Enabling CDC on an Azure SQL database is similar to enabling CDC on SQL Server or Azure SQL Managed Instance. Learn more here: Enable CDC
Sending CDC data changes to other destinations
Multiple Microsoft technologies such as Azure Data Factory can be used to move CDC change data to other destinations (e.g. other databases, data warehouses). Other third-party services also offer streaming capabilities for changed data from CDC. For instance, Striim and Qlik offer integration, processing, delivery, analysis, or visualization capabilities for CDC changes.
“Real-time information is vital to the health of the enterprises,” says Codin Pora, VP of Technology and partnership at Striim. “Striim is excited to support the new change data capture (CDC) capabilities of Azure SQL Database and help companies drive their digital transformation by bringing together data, people, and processes. Striim, through its Azure SQL Database CDC pipelines, provides real-time data for analytics and intelligence workloads, operational reporting, ML/AI implementations and many other use cases, creating value as well as competitive advantage in a digital-first world. Striim builds continuous streaming data pipelines with minimal overhead on the source Azure SQL Database systems, while moving database operations (inserts, updates, and deletes) in real time with security, reliability, and transactional integrity.”

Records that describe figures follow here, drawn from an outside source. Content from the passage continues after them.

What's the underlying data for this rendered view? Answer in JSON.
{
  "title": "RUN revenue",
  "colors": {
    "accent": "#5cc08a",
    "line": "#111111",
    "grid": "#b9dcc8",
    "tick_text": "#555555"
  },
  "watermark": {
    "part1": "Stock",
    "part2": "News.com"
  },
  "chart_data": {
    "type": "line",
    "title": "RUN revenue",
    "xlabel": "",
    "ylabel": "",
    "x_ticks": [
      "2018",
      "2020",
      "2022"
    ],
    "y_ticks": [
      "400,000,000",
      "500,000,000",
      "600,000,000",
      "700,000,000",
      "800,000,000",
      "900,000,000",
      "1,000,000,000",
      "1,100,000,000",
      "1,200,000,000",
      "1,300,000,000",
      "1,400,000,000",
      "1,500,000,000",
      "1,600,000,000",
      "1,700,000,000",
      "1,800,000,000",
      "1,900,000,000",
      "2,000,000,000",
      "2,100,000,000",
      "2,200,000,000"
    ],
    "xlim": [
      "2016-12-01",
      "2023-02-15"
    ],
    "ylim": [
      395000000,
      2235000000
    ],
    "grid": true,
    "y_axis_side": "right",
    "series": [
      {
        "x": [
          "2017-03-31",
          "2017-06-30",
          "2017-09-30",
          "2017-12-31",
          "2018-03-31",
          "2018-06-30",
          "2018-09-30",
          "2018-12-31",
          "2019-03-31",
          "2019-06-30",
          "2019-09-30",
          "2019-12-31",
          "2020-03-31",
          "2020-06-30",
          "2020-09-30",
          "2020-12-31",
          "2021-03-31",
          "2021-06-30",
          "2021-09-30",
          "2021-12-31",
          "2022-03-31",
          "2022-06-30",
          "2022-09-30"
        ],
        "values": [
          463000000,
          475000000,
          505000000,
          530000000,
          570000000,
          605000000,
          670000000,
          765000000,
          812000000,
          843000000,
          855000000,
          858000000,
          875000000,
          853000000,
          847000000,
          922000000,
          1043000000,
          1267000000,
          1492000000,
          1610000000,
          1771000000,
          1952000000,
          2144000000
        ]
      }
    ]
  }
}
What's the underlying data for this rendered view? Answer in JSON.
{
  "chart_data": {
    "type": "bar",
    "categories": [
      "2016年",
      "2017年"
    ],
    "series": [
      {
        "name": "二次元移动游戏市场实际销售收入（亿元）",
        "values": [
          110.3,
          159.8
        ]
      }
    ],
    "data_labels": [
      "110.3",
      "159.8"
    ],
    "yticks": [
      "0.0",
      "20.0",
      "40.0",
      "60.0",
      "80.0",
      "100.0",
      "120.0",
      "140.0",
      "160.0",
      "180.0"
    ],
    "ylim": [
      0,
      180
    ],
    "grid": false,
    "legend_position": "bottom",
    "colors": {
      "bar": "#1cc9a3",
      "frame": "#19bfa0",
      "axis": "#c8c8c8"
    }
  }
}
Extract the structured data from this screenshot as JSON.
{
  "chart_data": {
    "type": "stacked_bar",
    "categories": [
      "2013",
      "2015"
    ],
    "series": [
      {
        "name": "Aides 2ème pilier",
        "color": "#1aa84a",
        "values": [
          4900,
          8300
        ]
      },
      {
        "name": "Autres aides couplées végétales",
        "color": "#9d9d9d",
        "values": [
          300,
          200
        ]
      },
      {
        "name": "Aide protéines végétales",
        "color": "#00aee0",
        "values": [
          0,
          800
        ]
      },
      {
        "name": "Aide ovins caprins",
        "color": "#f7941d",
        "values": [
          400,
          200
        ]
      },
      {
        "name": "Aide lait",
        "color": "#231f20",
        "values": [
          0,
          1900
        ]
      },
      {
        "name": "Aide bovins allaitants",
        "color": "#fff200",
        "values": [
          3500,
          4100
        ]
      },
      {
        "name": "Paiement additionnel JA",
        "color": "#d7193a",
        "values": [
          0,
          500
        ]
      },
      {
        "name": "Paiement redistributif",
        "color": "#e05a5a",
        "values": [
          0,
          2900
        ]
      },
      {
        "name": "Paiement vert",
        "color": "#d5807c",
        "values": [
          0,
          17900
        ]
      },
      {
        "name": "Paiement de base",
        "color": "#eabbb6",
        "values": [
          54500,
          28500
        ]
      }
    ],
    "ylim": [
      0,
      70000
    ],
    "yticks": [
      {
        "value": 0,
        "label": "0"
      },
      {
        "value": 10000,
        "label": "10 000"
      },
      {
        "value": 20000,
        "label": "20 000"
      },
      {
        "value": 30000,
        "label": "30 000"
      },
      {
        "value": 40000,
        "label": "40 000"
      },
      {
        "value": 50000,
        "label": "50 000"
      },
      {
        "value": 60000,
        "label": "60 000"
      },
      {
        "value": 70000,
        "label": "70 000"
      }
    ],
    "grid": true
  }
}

“Joint customers are excited about the potential of leveraging Qlik Data Integration alongside CDC in Azure SQL DB and CDC for SQL MI to securely access more of their valuable data for analytics in the cloud,” said Kathy Hickey, Vice President, Product Management at Qlik. “We are happy to announce that in addition to support for Azure SQL MI as a source, the newly available MS-CDC capabilities will also allow us to support Azure SQL DB sources via our Early Access Program. We look forward to partnering with Microsoft on helping customers leverage these capabilities to confidently create new insights from their Azure managed data sources.”
To know more about change data capture (CDC), check out the documentation.
Learn module: Data replication on Azure SQL Databases – Learn | Microsoft Docs
Is it possible to connect Apache Kafka to Azure SQL Database? I would like to propagate the changes to downstream Apache Kafka. How can I achieve this?
You can explore some third-party tools in this case such as Debezium. Refer this – https://github.com/azure-samples/azure-sql-db-change-stream-debezium
I still see the CDC only in Preview mode for the Azure SQL Databases as per the Microsoft documentation. Do you know by when this will be in “General availability”?
Hello, Falcon. Thank you for bringing this to our attention…we are aware of the feature comparison page and will be updating it soon. Please consider this blog as an official announcement that CDC on Azure SQL DB is now GA.
Thank you for the confirmation.
One more question. Is it available for all locations?
It is mentioned “More specifically, CDC cannot be enabled on subcore databases”. But what are “subcore” databases?
@Sujai – CDC can only be enabled on databases tiers S3 and above. Sub-core (Basic, S0, S1, S2) Azure SQL Databases are not supported for CDC.